If you took a very large value, you could find that even adding/subtracting whole numbers would still result in no change.

EDIT: See Stephen Canon's answer for a more precise answer, too. ;)

There's a lot of very wooly thinking here. Floating point numbers are not "imprecise". There is no "may". It's a deterministic system, like anything else on a computer.

Don't to analyze what's going on by looking at decimal representations. The source of this behavior is completely obvious if you look at these numbers in binary or hexadecimal. Let's use binary:

float.Epsilon is b1.0 x 2^-149
2.3509887E-38 is b1.0 x 2^-125

If we add these two numbers together, the infinitely precise (unrounded) sum is:

b1.000 0000 0000 0000 0000 0000 1 x 2^-125

Note that the significand of this sum is 25 bits wide (I've grouped the binary digits into sets of four to make them easier to count). This means that it cannot be represented in single-precision, so the result of this sum is not this value, but instead this value rounded to the closes representable float . The two closest representable numbers are:

b1.000 0000 0000 0000 0000 0000 x 2^-125
b1.000 0000 0000 0000 0000 0001 x 2^-125

Our number is exactly halfway in between them. Since you haven't set the rounding mode in your program, we are in the default rounding mode, which is called "round to nearest, ties to even". Because the two options are equally close, the tie is broken by choosing the one whose lowest-order bit is zero. Thus, 2^-125 + 2^-149 is rounded to 2^-125, which is why "it stops increasing".

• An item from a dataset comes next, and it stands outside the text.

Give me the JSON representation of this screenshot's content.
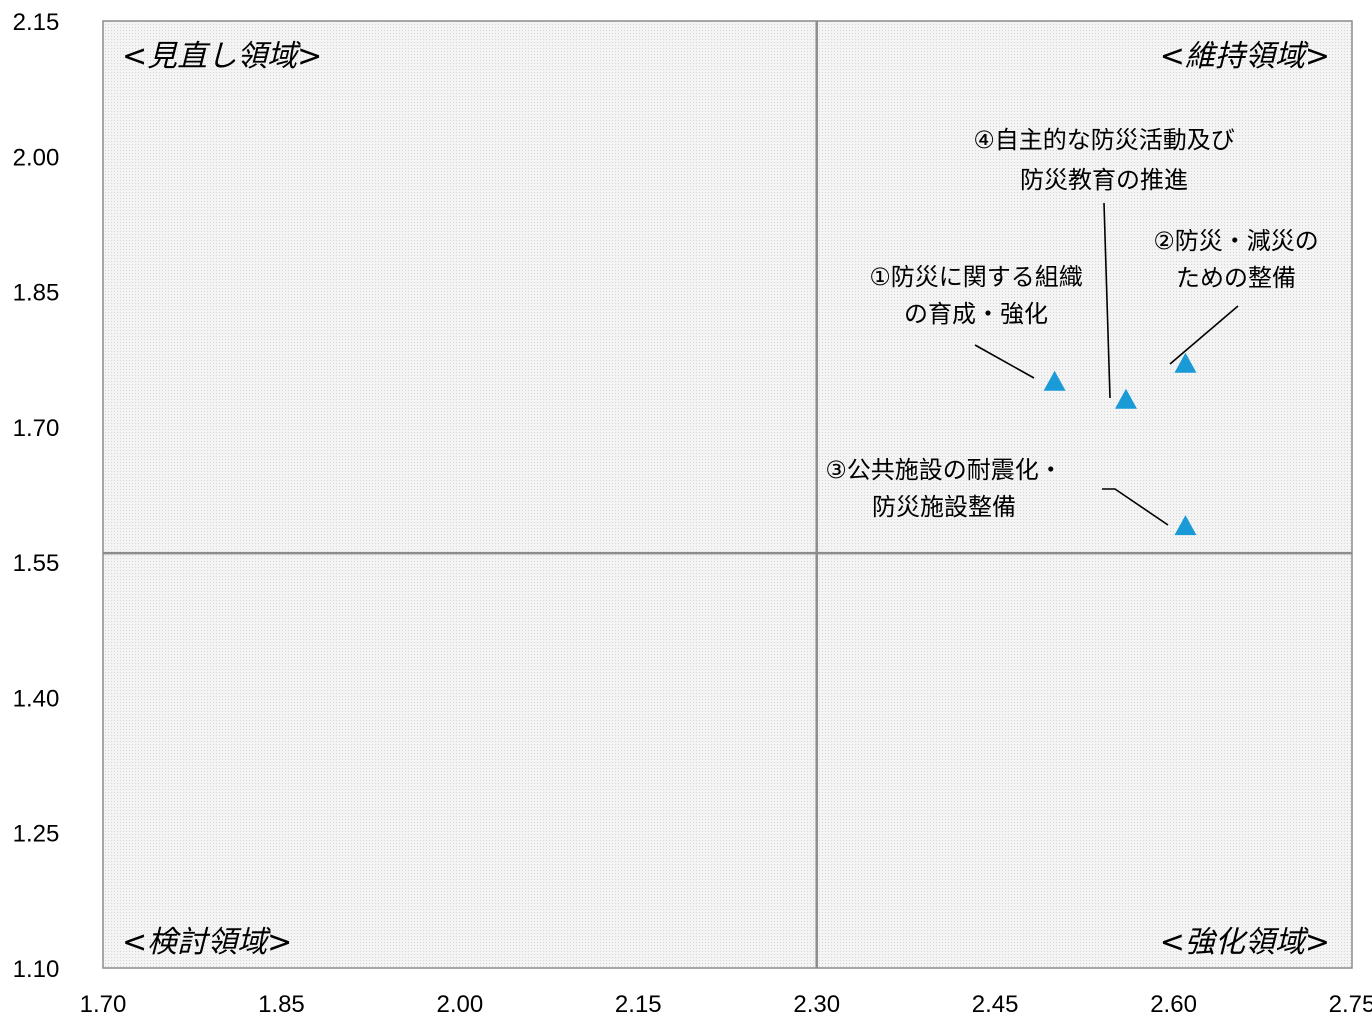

Because epsilon (1.401298E-45) is too small compared to 2.3509887E-38F and when added the two together there're not enough bits in float to represent the sum exactly and the entire epsilon is lost.

Floating-point math on computers doesn't work the way we're taught math at school because numbers here are represented with a finite number of bits, which restricts your math to a certain range of values (minimum and maximum) and certain limited precision (number of digits in mantissa).